48 nanométrique: elles révèlent des zones de faibles conductions (de la dizaine à centaines de nanomètres) et de fortes conductions (de l’ordre de 200 nm). Les recuits thermiques améliorent les propriétés de conduction en moyenne sur le film, cependant la taille et la répartition des domaines de conductions restent pratiquement inchangées. On peut constater (cf. Figure 25-h) que la conduction s’améliore plus fortement dans les domaines auparavant les plus conducteurs, ce qui accentue l’inhomogénéité de la conduction à l’échelle nanométrique.

L’intérêt de corréler la morphologie aux propriétés électriques des couches à hétérojonction volumique pour l’OPV a ainsi conduit à une évolution du mode C-AFM dédié à l’étude du photocourant.

4.3.3 pC-AFM

Le photoconductive AFM (pC-AFM) est un dérivé du C-AFM qui consiste au couplage d’un C-AFM avec un système d’illumination permettant d’étudier à l’échelle nanométrique les propriétés de photo-génération dans les couches actives. Cette méthode a notamment permis d’obtenir une cartographie hétérogène à l’échelle nano de photo-génération de courant dans un mélange D-A (MDMO-PPV)-PCBM par exemple131.

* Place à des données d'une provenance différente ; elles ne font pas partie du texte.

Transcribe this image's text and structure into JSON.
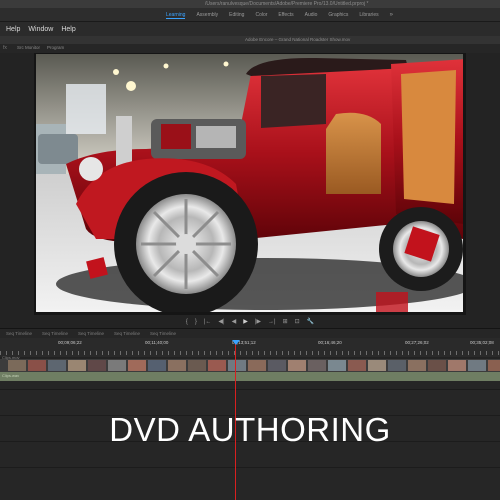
{
  "title_bar": {
    "path": "/Users/ranulvesque/Documents/Adobe/Premiere Pro/13.0/Untitled.prproj *"
  },
  "workspaces": {
    "tabs": [
      "Learning",
      "Assembly",
      "Editing",
      "Color",
      "Effects",
      "Audio",
      "Graphics",
      "Libraries"
    ],
    "active": "Learning",
    "more": "»"
  },
  "menu": {
    "items": [
      "Help",
      "Window",
      "Help"
    ]
  },
  "window_caption": "Adobe Encore – Grand National Roadster Show.mov",
  "panel_tabs": [
    "fx",
    "Src Monitor",
    "Program"
  ],
  "transport": {
    "buttons": [
      "{",
      "}",
      "|←",
      "◀|",
      "◀",
      "▶",
      "|▶",
      "→|",
      "⊞",
      "⊡",
      "🔧"
    ]
  },
  "timeline": {
    "tabs": [
      "Seq Timeline",
      "Seq Timeline",
      "Seq Timeline",
      "Seq Timeline",
      "Seq Timeline"
    ],
    "timecodes": [
      "00;09;06;22",
      "00;11;40;00",
      "00;13;51;12",
      "00;16;46;20",
      "00;27;26;02",
      "00;35;02;08"
    ],
    "clip_label": "Clips.mov",
    "audio_label": "Clips.wav"
  },
  "headline": "DVD AUTHORING",
  "colors": {
    "accent": "#3aa3ff",
    "playhead": "#d82020",
    "car_red": "#b0141c",
    "background": "#232323"
  }
}
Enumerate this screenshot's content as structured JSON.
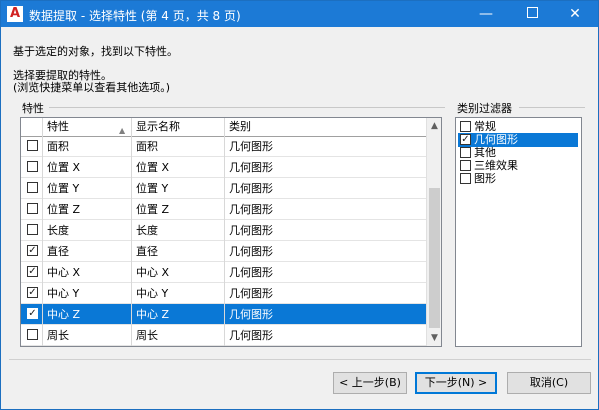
{
  "window": {
    "app_icon": "A",
    "title": "数据提取 - 选择特性 (第 4 页，共 8 页)",
    "minimize": "—",
    "close": "✕"
  },
  "intro": {
    "line1": "基于选定的对象，找到以下特性。",
    "line2": "选择要提取的特性。",
    "line3": "(浏览快捷菜单以查看其他选项。)"
  },
  "properties": {
    "group_label": "特性",
    "columns": [
      "特性",
      "显示名称",
      "类别"
    ],
    "rows": [
      {
        "name": "面积",
        "display": "面积",
        "category": "几何图形",
        "checked": false,
        "selected": false
      },
      {
        "name": "位置 X",
        "display": "位置 X",
        "category": "几何图形",
        "checked": false,
        "selected": false
      },
      {
        "name": "位置 Y",
        "display": "位置 Y",
        "category": "几何图形",
        "checked": false,
        "selected": false
      },
      {
        "name": "位置 Z",
        "display": "位置 Z",
        "category": "几何图形",
        "checked": false,
        "selected": false
      },
      {
        "name": "长度",
        "display": "长度",
        "category": "几何图形",
        "checked": false,
        "selected": false
      },
      {
        "name": "直径",
        "display": "直径",
        "category": "几何图形",
        "checked": true,
        "selected": false
      },
      {
        "name": "中心 X",
        "display": "中心 X",
        "category": "几何图形",
        "checked": true,
        "selected": false
      },
      {
        "name": "中心 Y",
        "display": "中心 Y",
        "category": "几何图形",
        "checked": true,
        "selected": false
      },
      {
        "name": "中心 Z",
        "display": "中心 Z",
        "category": "几何图形",
        "checked": true,
        "selected": true
      },
      {
        "name": "周长",
        "display": "周长",
        "category": "几何图形",
        "checked": false,
        "selected": false
      }
    ]
  },
  "category_filter": {
    "group_label": "类别过滤器",
    "items": [
      {
        "label": "常规",
        "checked": false,
        "selected": false
      },
      {
        "label": "几何图形",
        "checked": true,
        "selected": true
      },
      {
        "label": "其他",
        "checked": false,
        "selected": false
      },
      {
        "label": "三维效果",
        "checked": false,
        "selected": false
      },
      {
        "label": "图形",
        "checked": false,
        "selected": false
      }
    ]
  },
  "buttons": {
    "back": "< 上一步(B)",
    "next": "下一步(N) >",
    "cancel": "取消(C)"
  },
  "colors": {
    "titlebar": "#1c7ad6",
    "selection": "#0a78d6",
    "dialog_bg": "#f0f0f0"
  }
}
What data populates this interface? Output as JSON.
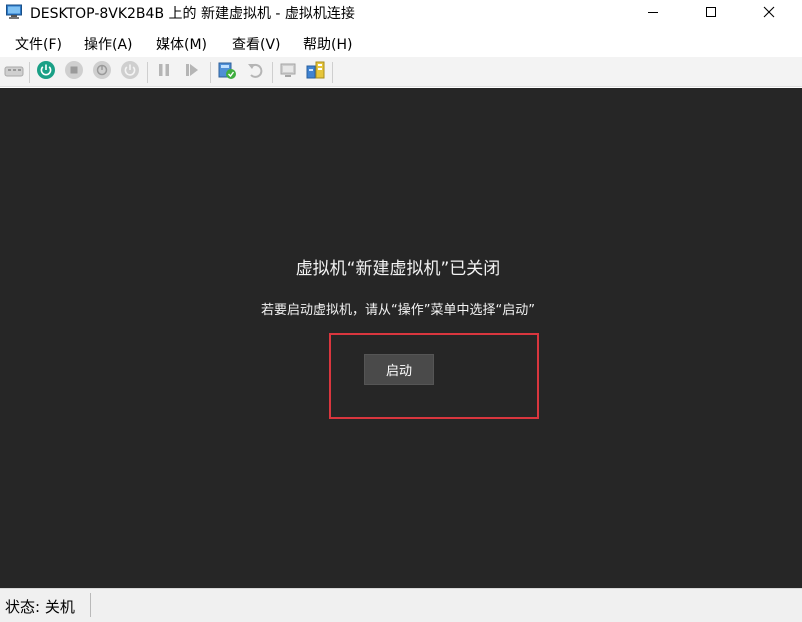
{
  "window": {
    "title": "DESKTOP-8VK2B4B 上的 新建虚拟机 - 虚拟机连接",
    "icons": [
      "vm-connection-icon",
      "minimize-icon",
      "maximize-icon",
      "close-icon"
    ]
  },
  "menu": {
    "items": [
      "文件(F)",
      "操作(A)",
      "媒体(M)",
      "查看(V)",
      "帮助(H)"
    ]
  },
  "toolbar": {
    "buttons": [
      "ctrl-alt-del-icon",
      "start-icon",
      "turn-off-icon",
      "shut-down-icon",
      "save-icon",
      "pause-icon",
      "reset-icon",
      "checkpoint-icon",
      "revert-icon",
      "enhanced-session-icon",
      "share-icon"
    ]
  },
  "vm_screen": {
    "heading": "虚拟机“新建虚拟机”已关闭",
    "instruction": "若要启动虚拟机，请从“操作”菜单中选择“启动”",
    "start_label": "启动"
  },
  "status": {
    "text": "状态: 关机"
  },
  "colors": {
    "screen_bg": "#262626",
    "start_power": "#1aa086",
    "highlight": "#d9363e"
  }
}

En 2008, B. J. Leever et al.132 ont mis en place une variante du CAFM qu’ils nomment AFPM

(Atomic Force Photovoltaic Microscopy), en utilisant un simulateur solaire comme source de lumière.

Des études par C-AFM et pC-AFM sur des films de mélanges P3HT-PCBM ont ainsi permis de faire le lien entre morphologie et propriétés électriques133 et d’observer que les résultats

entre C-AFM et pC-AFM n’étaient pas systématiquement corrélés134. En effet, les sous-

domaines qui participent le plus au courant sans illumination ne sont pas forcément ceux qui contribuent le plus au photocourant.

Pour le P3HT, les zones qui conduisent le plus sans illumination les trous sont des zones de haute cristallinité, alors que les zones qui participent le plus au photocourant sont celles où il y a le plus de photo-génération de charges.

De plus, ces études montrent que le C-AFM et le pC-AFM n’apportent pas seulement des informations sur la surface mais également sur le volume. En effet, la ségrégation verticale du PCBM dans la BHJ, peut modifier de manière très significative les chemins de percolation des charges, et donc le courant récolté par la pointe de l’AFM en deux points dont la topographie

49 est similaire. De plus, les donneurs ou accepteurs isolés dans le volume ne contribuent pas au photocourant, ainsi le pC-AFM sonde seulement les matériaux actifs dans le processus photovoltaïque.

En conclusion, la littérature montre que le C-AFM et pC-AFM sont des méthodes puissantes pour étudier à l’échelle nanométrique les BHJ notamment pour l’OPV, en apportant des informations conjointes sur la morphologie et les propriétés électriques.